Influência do pensamento heideggeriano em diversos conhecimentos ditos científicos:

- sistema de dados

- assistência social

- enfermagem

- psicoterapia

- psiquiatria

- psicologia

- educação

- revalorização do mítico e do sagrado. É importante ressaltar que tanto o mítico como o sagrado e o poético não são propriedade de nem advêm como sistema, mas podem eclodir como modo de atuar dentro do sistema abrindo-o, questionando-o. A Pós-modernidade ao se tornar um sistema includente abre horizontes para a eclosão do mítico, do sagrado e do poético. A desconstrução metafísica opera a descontrução sistêmica e abre sempre um lugar para a afirmação do não-sistêmico e das diferenças. Preservam-se culturas e línguas, incentiva-se a identidade como identidade da diferença, ou seja, diante do vendaval da globalização, dos meios de comunicação que chegam instantaneamente a todo lugar, há o cuidado pela preservação da diversidade e respeito pelas expressões e valores culturais diferentes. Tudo isto são possibilidades poéticas e nesse sentido vivemos um tempo privilegiado.
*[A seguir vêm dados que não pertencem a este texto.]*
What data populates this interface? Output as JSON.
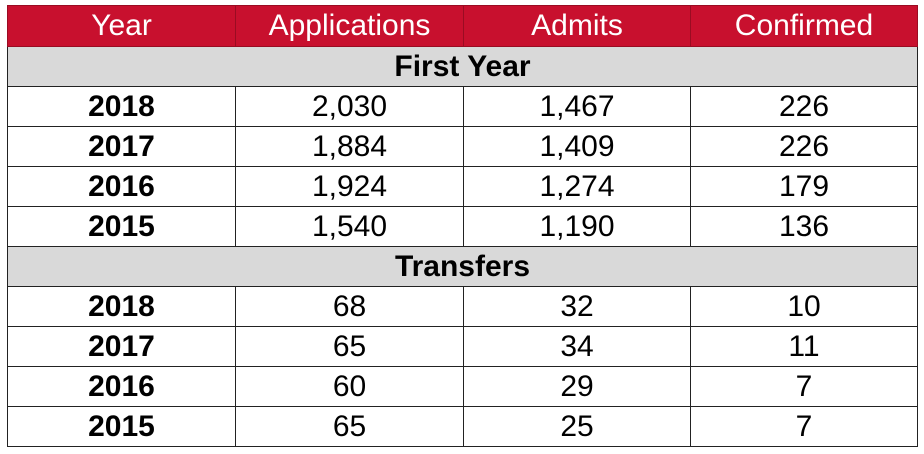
{
  "colors": {
    "header_bg": "#c8102e",
    "header_text": "#ffffff",
    "section_bg": "#d9d9d9"
  },
  "columns": [
    "Year",
    "Applications",
    "Admits",
    "Confirmed"
  ],
  "sections": [
    {
      "title": "First Year",
      "rows": [
        [
          "2018",
          "2,030",
          "1,467",
          "226"
        ],
        [
          "2017",
          "1,884",
          "1,409",
          "226"
        ],
        [
          "2016",
          "1,924",
          "1,274",
          "179"
        ],
        [
          "2015",
          "1,540",
          "1,190",
          "136"
        ]
      ]
    },
    {
      "title": "Transfers",
      "rows": [
        [
          "2018",
          "68",
          "32",
          "10"
        ],
        [
          "2017",
          "65",
          "34",
          "11"
        ],
        [
          "2016",
          "60",
          "29",
          "7"
        ],
        [
          "2015",
          "65",
          "25",
          "7"
        ]
      ]
    }
  ]
}
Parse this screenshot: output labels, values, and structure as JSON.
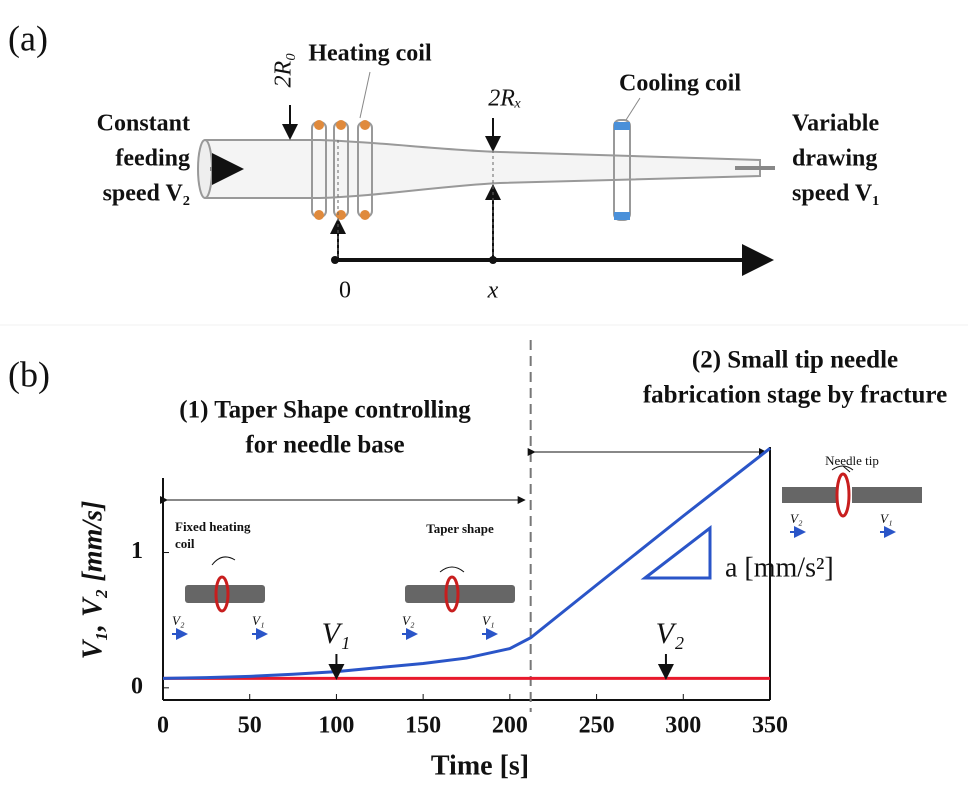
{
  "panel_a": {
    "label": "(a)",
    "heating_coil": "Heating coil",
    "cooling_coil": "Cooling coil",
    "radius_0": "2R₀",
    "radius_x": "2Rₓ",
    "left_text": [
      "Constant",
      "feeding",
      "speed V₂"
    ],
    "right_text": [
      "Variable",
      "drawing",
      "speed V₁"
    ],
    "axis_origin": "0",
    "axis_position": "x"
  },
  "chart_data": {
    "type": "line",
    "panel_label": "(b)",
    "xlabel": "Time [s]",
    "ylabel": "V₁, V₂ [mm/s]",
    "x": [
      0,
      25,
      50,
      75,
      100,
      125,
      150,
      175,
      200,
      212,
      250,
      300,
      350
    ],
    "series": [
      {
        "name": "V₁",
        "color": "#2a55c8",
        "values": [
          0.07,
          0.075,
          0.085,
          0.1,
          0.12,
          0.15,
          0.18,
          0.22,
          0.29,
          0.37,
          0.76,
          1.27,
          1.77
        ]
      },
      {
        "name": "V₂",
        "color": "#e8192c",
        "values": [
          0.07,
          0.07,
          0.07,
          0.07,
          0.07,
          0.07,
          0.07,
          0.07,
          0.07,
          0.07,
          0.07,
          0.07,
          0.07
        ]
      }
    ],
    "xlim": [
      0,
      350
    ],
    "ylim": [
      -0.09,
      1.78
    ],
    "xticks": [
      0,
      50,
      100,
      150,
      200,
      250,
      300,
      350
    ],
    "yticks": [
      0,
      1
    ],
    "stage_boundary": 212,
    "stage_1": [
      "(1) Taper Shape controlling",
      "for needle base"
    ],
    "stage_2": [
      "(2) Small tip needle",
      "fabrication stage by fracture"
    ],
    "slope_label": "a [mm/s²]",
    "needle_tip": "Needle tip",
    "fixed_heating_coil": [
      "Fixed heating",
      "coil"
    ],
    "taper_shape": "Taper shape",
    "inset_labels": [
      "V₂",
      "V₁"
    ]
  }
}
- a vez e voz do silêncio. Emmanuel Carneiro Leão num pequeno ensaio intitulado “O pensamento a serviço do silêncio” diz: “... o pensamento se desenvolveu, inicialmente, a serviço do ser. A partir da Antigüidade, ele se vai transformando e se pondo a serviço do crer. Com o final da Idade Média e o novo Renascimento, ele se coloca a serviço do conhecer. Talvez agora, na passagem do segundo para o terceiro milênio, o pensamento tenha de se colocar a serviço do silêncio, do calar-se”, p. 241. Ensaios de filosofia. Vozes, 1999. Falar de silêncio numa sociedade que investe maciçamente nos meios de comunicação parece paradoxo. Mas quem sabe se a saturação da fala, das canções não seja o breve caminho para a saudade do silêncio, não seja a descoberta de que a proximidade se conquista não pela abolição física das distâncias, o que toda técnica já está conseguindo, mas pela acolhida do silêncio enquanto escuta do que no espelho da representação colhemos e recolhemos enquanto atravessamos a alteridade na acolhida do que somos e não-somos em tudo que fazemos? Quem sabe se em meio a todo esse sistema de possibilidades das diferenças não temos um encontro marcado com a voz do silêncio? E talvez na travessia, que é nossa vida, não nos deparamos no indeferenciado e ordinário do cotidiano com o extraordinário de todo inesperado?

A Modernidade cunhou o lema: Sapere aude (Ousa saber). Dentro de uma razão crítica e excludente fechou os ouvidos para toda diferença. A crise do sistema abre amplas possibilidades e talvez se coloque como a mais radical a mudança desse lema num novo, não excludente, mas includente pela ESCUTA:

Ousa saber o não-saber

Ousa ver o não-ver

Ousa sentir o não-sentir

Ousa fazer o não-fazer

Ousa crer o não-crer

Ousa querer o não-querer

Ousa pensar o não-pensar

Ousa conhecer o não-conhecer

Ousa amar o não-amar

Ousa ser o não-ser.

Ousa fazer da vida a travessia da fala à voz do silêncio

pela escuta do que somos e não-somos.